Su acción sobre las gentes era tal, que nadie se atrevía a mentir ante él, y todos, sin
tener que ir al confesonario, se le confesaban. A tal punto que, como hubiese una vez
ocurrido un repugnante crimen en una aldea próxima, el juez, un insensato que conocía
mal a don Manuel, le llamó y le dijo:

-A ver si usted, don Manuel, consigue que este bandido declare la verdad.

-¿Para que luego pueda castigársele? -replicó el santo varón-. No, señor juez, no;
yo no saco a nadie una verdad que le lleve acaso a la muerte. Allá entre él y Dios... La
justicia humana no me concierne. «No juzguéis para no ser juzgados», dijo Nuestro
Señor.

-Pero es que yo, señor cura...

-Comprendido; dé usted, señor juez, al César lo que es del César, que yo daré a
Dios lo que es de Dios.

Y al salir, mirando fijamente al presunto reo, le dijo:

-Mira bien si Dios te ha perdonado, que es lo único que importa.
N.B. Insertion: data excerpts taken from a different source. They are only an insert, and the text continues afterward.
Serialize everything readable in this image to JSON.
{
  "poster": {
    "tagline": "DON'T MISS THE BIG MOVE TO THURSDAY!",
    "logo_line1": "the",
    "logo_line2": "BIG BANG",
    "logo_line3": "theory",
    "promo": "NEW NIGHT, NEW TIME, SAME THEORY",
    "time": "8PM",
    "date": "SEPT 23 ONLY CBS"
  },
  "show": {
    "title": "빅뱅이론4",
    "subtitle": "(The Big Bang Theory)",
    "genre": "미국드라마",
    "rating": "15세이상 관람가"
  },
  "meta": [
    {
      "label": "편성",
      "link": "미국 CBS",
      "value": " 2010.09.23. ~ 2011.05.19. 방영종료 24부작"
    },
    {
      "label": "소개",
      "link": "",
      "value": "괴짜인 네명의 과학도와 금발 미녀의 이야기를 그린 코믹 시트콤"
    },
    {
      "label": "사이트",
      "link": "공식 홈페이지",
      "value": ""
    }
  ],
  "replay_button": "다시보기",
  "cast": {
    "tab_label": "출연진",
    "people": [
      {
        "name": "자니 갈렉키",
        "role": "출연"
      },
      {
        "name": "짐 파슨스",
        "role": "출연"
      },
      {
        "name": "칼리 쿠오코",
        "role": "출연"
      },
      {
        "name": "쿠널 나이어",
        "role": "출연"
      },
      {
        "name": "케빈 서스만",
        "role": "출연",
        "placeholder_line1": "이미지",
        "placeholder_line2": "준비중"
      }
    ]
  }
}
En el pueblo todos acudían a misa, aunque sólo fuese por oírle y verle en el altar,
donde parecía transfigurarse, encendiéndosele el rostro. Había un santo ejercicio que
introdujo en el culto popular, y es que, reuniendo en el templo a todo el pueblo, hombres
y mujeres, viejos y niños, unas mil personas, recitábamos al unísono, en una sola voz, el
credo: «Creo en Dios, Padre Todopoderoso, Criador del cielo y de la tierra...», y lo que
sigue. Y no era un coro, sino una sola voz, una voz simple y unida, fundidas todas en
una y haciendo como una montaña, cuya cumbre, perdida a las veces en nubes, era don
Manuel. Y al llegar a lo de «creo en la resurrección de la carne y la vida perdurable», la
voz de don Manuel se zambullía, como en un lago, en la del pueblo todo y era que él se
callaba. Y yo oía las campanas de la villa que se dice aquí que está sumergida en el
lecho del lago -campanadas que se dice también se oyen la Noche de San Juan-, y eran
las de la villa sumergida en el lago espiritual de nuestro pueblo; oía la voz de nuestros
muertos que en nosotros resucitaban en la comunión de los santos. Después, al llegar a
conocer el secreto de nuestro santo, he comprendido que era como si una caravana en
marcha por el desierto, desfallecido el caudillo al acercarse al término de su carrera, le
tomaran en hombros los suyos para meter su cuerpo sin vida en la tierra de promisión.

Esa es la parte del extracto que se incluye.